Worship Is A Big Deal: Part 6 by Tullian Tchividjian
When we gather together for worship, we ought to come reaching up, starved for God, ready to feast together on the good news that, in the person of Jesus Christ, God has descended to us because we could never ascend to him. Feasting on God’s gospel together through prayer and preaching, sacrament and singing, provides us with the faith, hope, and love we need to be good news people in a bad news world.
We should not, however, only look back to what Christ has done, we should also look ahead to what Christ will do. We remember the past, but also rehearse the future. For, when Christ comes again, the process of reversing the curse of sin and recreating all things will be complete (1 Cor. 15:51-58). The peace on earth that the angels announced the night Christ was born will become a universal actuality. God’s cosmic rescue mission will be complete. The fraying fabric of our fallen world will be fully and perfectly rewoven. Everything and everyone “in Christ” will live in perfect harmony. Shalom will rule.

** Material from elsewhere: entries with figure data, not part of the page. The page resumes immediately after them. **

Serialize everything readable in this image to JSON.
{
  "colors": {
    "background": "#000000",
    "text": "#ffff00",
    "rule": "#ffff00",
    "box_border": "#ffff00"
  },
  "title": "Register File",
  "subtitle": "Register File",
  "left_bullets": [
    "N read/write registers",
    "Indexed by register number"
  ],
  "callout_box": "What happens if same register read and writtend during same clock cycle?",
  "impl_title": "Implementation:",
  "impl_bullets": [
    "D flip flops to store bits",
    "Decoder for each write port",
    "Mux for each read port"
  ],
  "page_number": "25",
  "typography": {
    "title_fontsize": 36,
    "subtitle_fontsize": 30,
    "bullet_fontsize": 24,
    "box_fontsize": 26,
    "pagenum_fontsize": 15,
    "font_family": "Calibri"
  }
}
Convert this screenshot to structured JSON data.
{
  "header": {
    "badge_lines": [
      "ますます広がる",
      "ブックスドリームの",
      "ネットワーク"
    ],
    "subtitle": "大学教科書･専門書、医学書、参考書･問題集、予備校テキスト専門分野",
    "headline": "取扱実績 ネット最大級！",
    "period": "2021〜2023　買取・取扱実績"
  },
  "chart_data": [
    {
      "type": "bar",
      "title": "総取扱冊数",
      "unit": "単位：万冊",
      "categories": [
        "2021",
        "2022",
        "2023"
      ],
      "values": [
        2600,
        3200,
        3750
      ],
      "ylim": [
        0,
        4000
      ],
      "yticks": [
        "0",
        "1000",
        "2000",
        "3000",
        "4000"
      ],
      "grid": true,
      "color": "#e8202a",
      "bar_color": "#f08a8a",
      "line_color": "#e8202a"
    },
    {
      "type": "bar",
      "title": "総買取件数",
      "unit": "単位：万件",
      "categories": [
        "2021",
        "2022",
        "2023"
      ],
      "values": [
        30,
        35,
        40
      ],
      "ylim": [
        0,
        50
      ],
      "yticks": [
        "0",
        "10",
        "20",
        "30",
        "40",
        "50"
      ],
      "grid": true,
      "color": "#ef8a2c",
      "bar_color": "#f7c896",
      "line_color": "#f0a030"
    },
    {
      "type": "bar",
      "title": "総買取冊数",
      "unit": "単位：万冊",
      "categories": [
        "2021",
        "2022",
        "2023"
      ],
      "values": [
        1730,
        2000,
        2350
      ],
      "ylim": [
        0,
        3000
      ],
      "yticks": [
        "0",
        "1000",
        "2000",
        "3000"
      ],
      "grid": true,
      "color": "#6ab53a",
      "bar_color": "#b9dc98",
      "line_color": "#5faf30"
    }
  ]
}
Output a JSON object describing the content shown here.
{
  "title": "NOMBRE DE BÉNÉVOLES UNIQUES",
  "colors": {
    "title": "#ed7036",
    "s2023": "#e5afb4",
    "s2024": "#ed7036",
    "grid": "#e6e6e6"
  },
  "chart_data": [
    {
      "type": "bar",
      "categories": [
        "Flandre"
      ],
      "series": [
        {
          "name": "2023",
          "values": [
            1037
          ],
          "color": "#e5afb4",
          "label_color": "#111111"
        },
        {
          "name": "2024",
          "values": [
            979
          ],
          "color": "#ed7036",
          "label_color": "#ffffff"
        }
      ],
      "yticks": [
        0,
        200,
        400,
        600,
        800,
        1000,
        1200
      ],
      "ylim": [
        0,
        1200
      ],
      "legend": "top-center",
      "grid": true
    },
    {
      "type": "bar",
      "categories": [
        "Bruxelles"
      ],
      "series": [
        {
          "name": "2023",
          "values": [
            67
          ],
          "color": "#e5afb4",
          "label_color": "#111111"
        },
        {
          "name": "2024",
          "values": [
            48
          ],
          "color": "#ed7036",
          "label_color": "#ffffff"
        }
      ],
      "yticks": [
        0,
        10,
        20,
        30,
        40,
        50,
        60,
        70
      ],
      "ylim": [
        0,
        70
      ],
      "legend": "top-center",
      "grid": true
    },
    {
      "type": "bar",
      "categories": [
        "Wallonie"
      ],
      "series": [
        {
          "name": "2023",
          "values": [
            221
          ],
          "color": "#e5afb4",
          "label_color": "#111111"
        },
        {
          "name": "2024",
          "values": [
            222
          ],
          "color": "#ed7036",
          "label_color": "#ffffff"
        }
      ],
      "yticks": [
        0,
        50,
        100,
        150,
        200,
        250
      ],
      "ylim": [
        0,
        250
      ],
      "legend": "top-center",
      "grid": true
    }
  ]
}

Isaiah 11:6-9 pictures it this way:
The wolf shall dwell with the lamb, and the leopard shall lie down with the young goat, and the calf and the lion and the fattened calf together; and a little child shall lead them. The cow and the bear shall graze; their young shall lie down together; and the lion shall eat straw like the ox. The nursing child shall play over the hole of the cobra, and the weaned child shall put his hand on the adder’s den. They shall not hurt or destroy in all my holy mountain; for the earth shall be full of the knowledge of the LORD as the waters cover the sea.
For those who’ve found forgiveness of sins in Christ, there will one day be no more sickness, no more death, no more tears, no more division, no more tension. The pardoned children of God will work and worship in a perfectly renewed earth without the interference of sin. We who believe the gospel will enjoy sinless hearts and minds along with disease-free bodies. All that causes us pain and discomfort will be destroyed, and we will live forever.
Until that day comes, we gather for worship not to escape the world’s present reality, but to be reminded by God that this world isn’t all there is. The Bible makes it clear that even though we enjoy one day in seven to “rest” from our earthly activities, there is still a rest that remains to be fulfilled (Heb. 4:9). It is the final rest when every day will be a holy day and a heavenly day.
Until the glory of the Lord fills the earth as the waters fill the sea, until the Kingdom of this world becomes the Kingdom of our Lord and His Christ, every day is not holy. This is why we need Sunday’s—to give us a one-day taste of our future destiny so we can persevere through the rest of the week.
When we worship together we enjoy and experience an intrusion of “heaven in the real world”—the end time in time. It’s the future being brought into the present. In our worship together, we enter into the very suburbs of heaven and get a weekly taste of what will eventually be permanent and eternal.
I look forward to corporate worship more than any other time of the week because when I am worshipping together with other sinner-saints, my anticipation for the Great Gathering on the last day intensifies. What we do together in worship is nothing less than a glorious rehearsal of what we will experience when the “ultimate assembly” is fully and finally brought together by Christ. Our weekly worship is a foretaste of that day when our feasting will be permanent and our fasting will be over—when we will finally be able “to enjoy what is most enjoyable with unbounded energy and passion forever.”